In my twenties, I was really competitive with myself. All I wanted to do is improve my skills, move up the rank, gain a higher salary, and be in management. I felt like I never found the right place where the company invested in the people's well-being and cared about the happiness of each individual. It was a lot of "what can you do for me today".
All that ended in a big bang when I realized I was doing everything for pride, money, and wanting people's respect. I wasn't sure what made me happy anymore until I can confidently say today, I know the answer.
These three years, I decided to start over. I just wanted to do good work, be more technical, improve my communication, pay more attention, more patience, more empathy, to slow down and listen hard, and to do more things out of the comfort zone. For the first time ever, I didn't have a written goal list, no plans of attack, zero organization.
I simply didn't know what I should do. The first year, I was really quiet. I listened and I took notes furiously. I felt like an imposter, listening in from the outside and only talk when spoken to. Agreeable, complacent, and safe. I felt like I was the dumbest person in the room, and that's exactly where I wanted to be. I wanted to be at a place where the people really challenged me but also respected my opinion.

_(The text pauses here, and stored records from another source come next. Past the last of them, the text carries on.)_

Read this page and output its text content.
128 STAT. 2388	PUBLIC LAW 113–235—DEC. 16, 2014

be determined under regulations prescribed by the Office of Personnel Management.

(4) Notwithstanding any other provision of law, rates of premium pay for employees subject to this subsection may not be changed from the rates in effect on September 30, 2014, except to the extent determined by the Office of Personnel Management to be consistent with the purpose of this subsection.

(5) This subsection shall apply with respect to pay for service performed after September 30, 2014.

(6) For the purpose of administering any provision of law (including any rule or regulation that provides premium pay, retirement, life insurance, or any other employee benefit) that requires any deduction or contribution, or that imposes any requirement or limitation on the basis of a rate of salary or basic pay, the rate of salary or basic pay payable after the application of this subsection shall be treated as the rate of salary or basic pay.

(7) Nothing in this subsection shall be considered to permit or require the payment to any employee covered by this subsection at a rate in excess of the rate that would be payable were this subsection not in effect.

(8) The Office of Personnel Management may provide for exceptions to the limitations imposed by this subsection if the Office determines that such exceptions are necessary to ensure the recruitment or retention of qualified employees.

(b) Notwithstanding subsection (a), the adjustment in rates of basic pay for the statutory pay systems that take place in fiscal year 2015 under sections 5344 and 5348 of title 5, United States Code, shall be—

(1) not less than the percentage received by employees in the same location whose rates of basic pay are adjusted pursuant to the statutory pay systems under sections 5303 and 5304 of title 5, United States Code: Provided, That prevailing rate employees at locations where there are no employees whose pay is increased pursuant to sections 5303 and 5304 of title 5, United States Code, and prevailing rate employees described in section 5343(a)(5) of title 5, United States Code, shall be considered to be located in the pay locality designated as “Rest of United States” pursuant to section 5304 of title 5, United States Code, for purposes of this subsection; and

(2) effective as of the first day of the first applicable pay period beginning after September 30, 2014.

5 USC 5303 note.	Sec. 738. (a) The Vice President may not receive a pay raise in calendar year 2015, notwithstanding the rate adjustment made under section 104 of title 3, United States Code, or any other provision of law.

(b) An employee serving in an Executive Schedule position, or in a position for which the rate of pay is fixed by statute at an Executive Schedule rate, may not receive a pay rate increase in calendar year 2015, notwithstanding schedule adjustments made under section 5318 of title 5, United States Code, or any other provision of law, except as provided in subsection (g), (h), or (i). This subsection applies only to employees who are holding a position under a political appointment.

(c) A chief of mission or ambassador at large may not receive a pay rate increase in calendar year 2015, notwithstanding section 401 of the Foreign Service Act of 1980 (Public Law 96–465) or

As time passed, I was cautious, too cautious. I didn't want to make a mistake, so I always asked for validation. I didn't realize the process of over-validating made me look like I wasn't confident in my work. I needed to be stronger in my voice. One day, while talking to a senior advisor, she said to me... "Why are you saying SORRY for that? What did you do wrong there? Nothing! Don't ever be sorry. Don't use the word SORRY because you DID your job correctly. You explored all the options and don't apologize for something that you have given thoughts to. Do you see men apologizing? Why should YOU apologize because you're a girl?"
That struck a huge cord in me, gave me a lasting impression. I was startled by the cold honest truth in that phrase and all I had to do to fix it, is to put it to use. To think and say, what exactly do I bring to the table that no one else does? I may not be the best technical person in the room, but where do I belong in this? If I don't have a place, how do I carve a place that only I can fulfill and people will feel at a loss if I wasn't there?
This was a really important turning point. Everyone makes mistakes. No one can come up with the best designs in their life, every day, every time. It doesn't matter that the design sucks, it mattered if the design fulfills what the client is asking for. It was never about me, it was about them. I started paying attention to the people that I'm working with and figuring out what this group lacks and then be that person. Become the ever-changing chameleon that wears everyone's hats and shoes. Be the partner, not the designer.
Constructive feedback given through mentorship or peers is the most valuable feedback you can get. People who work with you directly, indirectly.. what do they sense and see about your performance? Why stay at a company that you can't learn a thing or grow with the people there? It takes a lot of skill to deliver the most effective constructive feedback, one that focus more on empowering in a positive way, not fear-based commentary.
Looking back and looking at the present. Without really thinking, three years have passed and I'm still here. Sticking with the people that work towards the same goals with curiosity and enthusiastic aspiration and same values. Without planning, I've found joy and meaning in a place I've least expected. Thank you for helping me grow and be on this journey.